Errors on the leading strand should be independent and occur at a constant rate, and so having useless zones should have no effect on the number of errors a given useful zone gets.

The lagging strand is more complicated, because you have at least 3 distinct things going on: finding where to start on Okazaki fragment, filling it in, and recognizing the end. I suppose that allows for a different kind of error on the lagging strand (messing up recognizing the start or end of an Okazaki fragment) that would affect multiple consecutive base pairs. Useless segments would increase the average spacing between useful segments, and so would decrease the chance that a given multi-base error in a useful fragment affects multiple segments.

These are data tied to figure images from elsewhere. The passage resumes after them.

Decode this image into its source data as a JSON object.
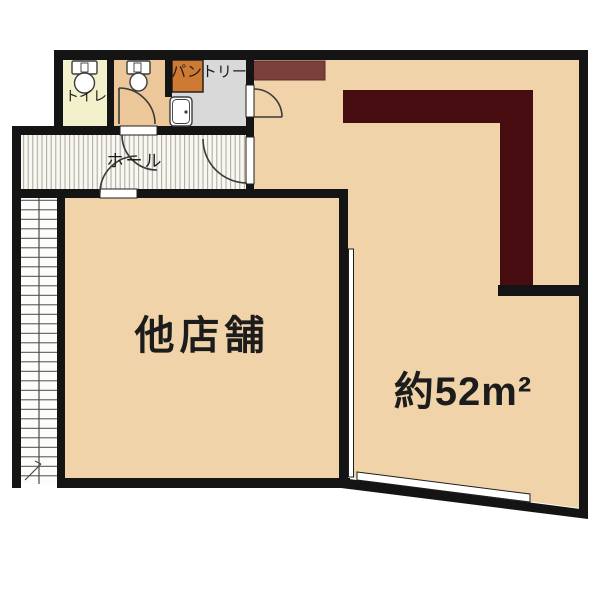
{
  "plan": {
    "type": "floor-plan",
    "labels": {
      "toilet": "トイレ",
      "pantry": "パントリー",
      "hall": "ホール",
      "other_shop": "他店舗",
      "main_area": "約52m²"
    },
    "rooms": [
      {
        "id": "toilet",
        "label": "トイレ",
        "fixtures": [
          "toilet"
        ]
      },
      {
        "id": "second-toilet",
        "label": "",
        "fixtures": [
          "toilet",
          "door"
        ]
      },
      {
        "id": "pantry",
        "label": "パントリー",
        "fixtures": [
          "pantry-shelf",
          "sink",
          "door"
        ]
      },
      {
        "id": "hall",
        "label": "ホール",
        "fixtures": [
          "door-to-shop",
          "door-to-main"
        ]
      },
      {
        "id": "other-shop",
        "label": "他店舗",
        "fixtures": []
      },
      {
        "id": "main-room",
        "label": "約52m²",
        "fixtures": [
          "l-counter",
          "shelf",
          "window"
        ]
      },
      {
        "id": "staircase",
        "label": "",
        "fixtures": [
          "stairs"
        ]
      }
    ]
  },
  "palette": {
    "bg": "#ffffff",
    "wall": "#141414",
    "floor": "#f0d3a8",
    "floor_room2": "#ebc79a",
    "floor_toilet": "#f2f1cb",
    "floor_pantry": "#d9d9d9",
    "pantry_box": "#ce7a33",
    "counter": "#470c10",
    "shelf": "#7c403a",
    "hall_bg": "#f8f7f1",
    "hall_stripe": "#aba79c",
    "stair_line": "#4a4a46",
    "door_line": "#3a3a3a",
    "label": "#1c1c1c"
  }
}
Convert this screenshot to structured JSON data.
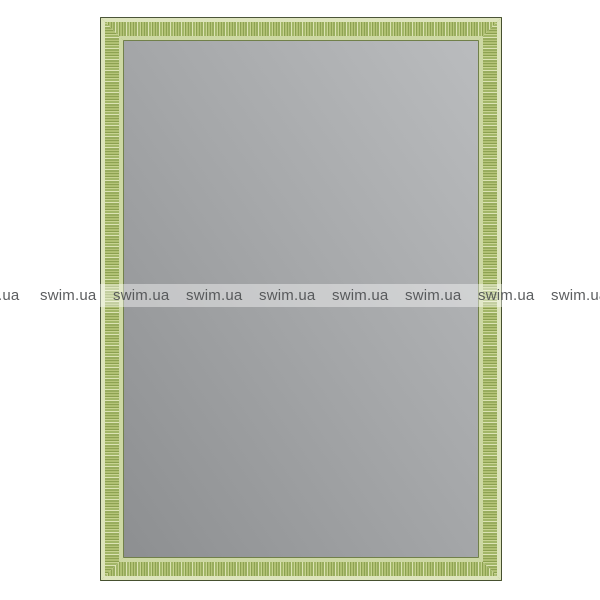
{
  "watermark": {
    "text": "swim.ua",
    "instances": 9,
    "text_color": "#4e5052",
    "band_color": "rgba(255,255,255,0.42)"
  },
  "colors": {
    "background": "#ffffff",
    "frame_outer_line": "#4b5539",
    "frame_outer_band": "#dde4bc",
    "frame_texture_base": "#a2b667",
    "frame_texture_light": "#dce3b4",
    "frame_texture_dark": "#8ba04f",
    "frame_inner_band": "#cdd8a3",
    "frame_inner_line": "#71804a",
    "mirror_gradient_light": "#babcbe",
    "mirror_gradient_dark": "#8d8f91"
  }
}
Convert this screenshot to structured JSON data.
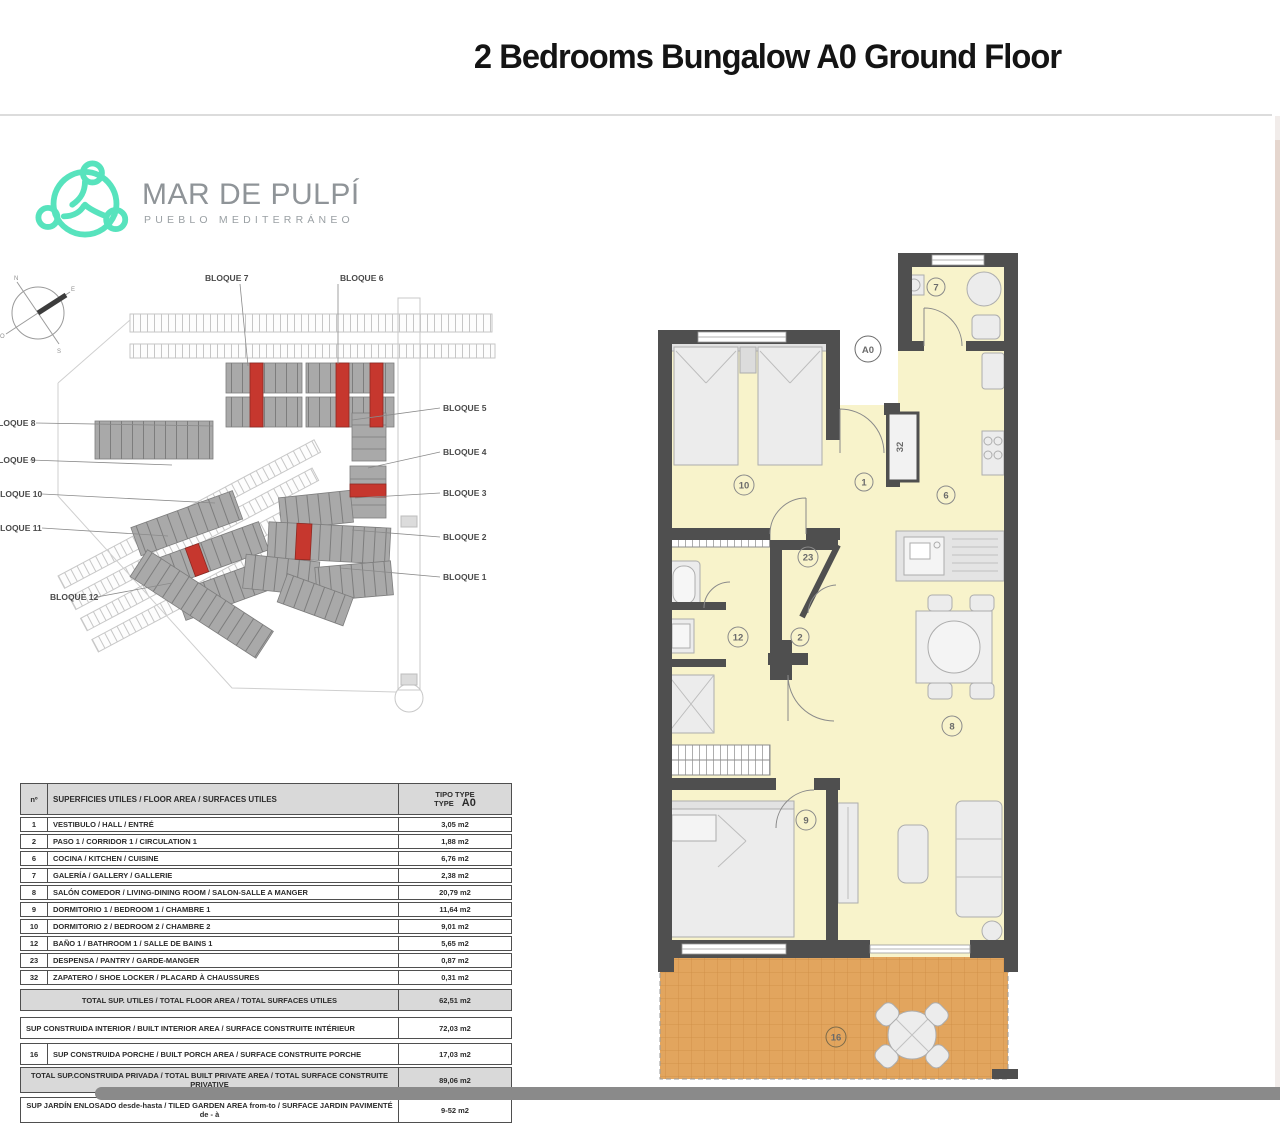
{
  "page": {
    "title": "2 Bedrooms Bungalow A0 Ground Floor"
  },
  "logo": {
    "name": "MAR DE PULPÍ",
    "tagline": "PUEBLO MEDITERRÁNEO",
    "accent_color": "#57e3bd",
    "text_color": "#8f9498"
  },
  "site_plan": {
    "top_labels": [
      "BLOQUE 7",
      "BLOQUE 6"
    ],
    "left_labels": [
      "BLOQUE 8",
      "BLOQUE 9",
      "BLOQUE 10",
      "BLOQUE 11",
      "BLOQUE 12"
    ],
    "right_labels": [
      "BLOQUE 5",
      "BLOQUE 4",
      "BLOQUE 3",
      "BLOQUE 2",
      "BLOQUE 1"
    ],
    "highlight_color": "#c6372e",
    "building_color": "#a9a9a9"
  },
  "floor_plan": {
    "unit_label": "A0",
    "wall_color": "#4f4f4f",
    "floor_color": "#f8f3cb",
    "porch_color": "#e2a55e",
    "rooms": {
      "hall": "1",
      "corridor": "2",
      "kitchen": "6",
      "galeria": "7",
      "living": "8",
      "bedroom1": "9",
      "bedroom2": "10",
      "bathroom": "12",
      "pantry": "23",
      "shoe_locker": "32",
      "porch": "16"
    }
  },
  "area_table": {
    "header": {
      "num": "nº",
      "desc": "SUPERFICIES UTILES / FLOOR AREA / SURFACES UTILES",
      "tipo_line": "TIPO TYPE",
      "type_word": "TYPE",
      "type_value": "A0"
    },
    "rows": [
      {
        "num": "1",
        "desc": "VESTIBULO / HALL / ENTRÉ",
        "value": "3,05 m2"
      },
      {
        "num": "2",
        "desc": "PASO 1 / CORRIDOR 1 / CIRCULATION 1",
        "value": "1,88 m2"
      },
      {
        "num": "6",
        "desc": "COCINA / KITCHEN / CUISINE",
        "value": "6,76 m2"
      },
      {
        "num": "7",
        "desc": "GALERÍA / GALLERY / GALLERIE",
        "value": "2,38 m2"
      },
      {
        "num": "8",
        "desc": "SALÓN COMEDOR  / LIVING-DINING ROOM / SALON-SALLE A MANGER",
        "value": "20,79 m2"
      },
      {
        "num": "9",
        "desc": "DORMITORIO 1 / BEDROOM 1 / CHAMBRE 1",
        "value": "11,64 m2"
      },
      {
        "num": "10",
        "desc": "DORMITORIO 2 / BEDROOM 2 / CHAMBRE 2",
        "value": "9,01 m2"
      },
      {
        "num": "12",
        "desc": "BAÑO 1 / BATHROOM 1 / SALLE DE BAINS 1",
        "value": "5,65 m2"
      },
      {
        "num": "23",
        "desc": "DESPENSA / PANTRY / GARDE-MANGER",
        "value": "0,87 m2"
      },
      {
        "num": "32",
        "desc": "ZAPATERO / SHOE LOCKER / PLACARD À CHAUSSURES",
        "value": "0,31 m2"
      }
    ],
    "total": {
      "desc": "TOTAL SUP. UTILES / TOTAL FLOOR AREA / TOTAL SURFACES UTILES",
      "value": "62,51 m2"
    },
    "summary": [
      {
        "num": "",
        "desc": "SUP CONSTRUIDA INTERIOR / BUILT INTERIOR AREA /  SURFACE CONSTRUITE INTÉRIEUR",
        "value": "72,03 m2"
      },
      {
        "num": "16",
        "desc": "SUP CONSTRUIDA PORCHE  / BUILT PORCH  AREA / SURFACE CONSTRUITE PORCHE",
        "value": "17,03 m2"
      },
      {
        "num": "",
        "desc": "TOTAL SUP.CONSTRUIDA PRIVADA / TOTAL  BUILT PRIVATE AREA / TOTAL SURFACE CONSTRUITE PRIVATIVE",
        "value": "89,06 m2"
      },
      {
        "num": "",
        "desc": "SUP JARDÍN ENLOSADO desde-hasta / TILED GARDEN AREA from-to / SURFACE JARDIN PAVIMENTÉ  de - à",
        "value": "9-52 m2"
      }
    ]
  }
}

The process you described is correct.

However, the problem here is that the enzymes aren't perfect and coding errors are quite common (they get fixed, sometimes). A big problem is that some chemicals can look like a nucleotide (A or T or C or G) and after insertion it can "decay" into a different one, hence causing an error. During replication it is possible for a DNA fragment to be cleaved (once again, it is often repaired, but thats how the Y chromosome came to be AFAIK) however sometimes enzymes "mess up" and reattach them at wrong positions. At other times base-pairs are deleted or inserted shifting the whole strand. There is a lot of things that could go wrong.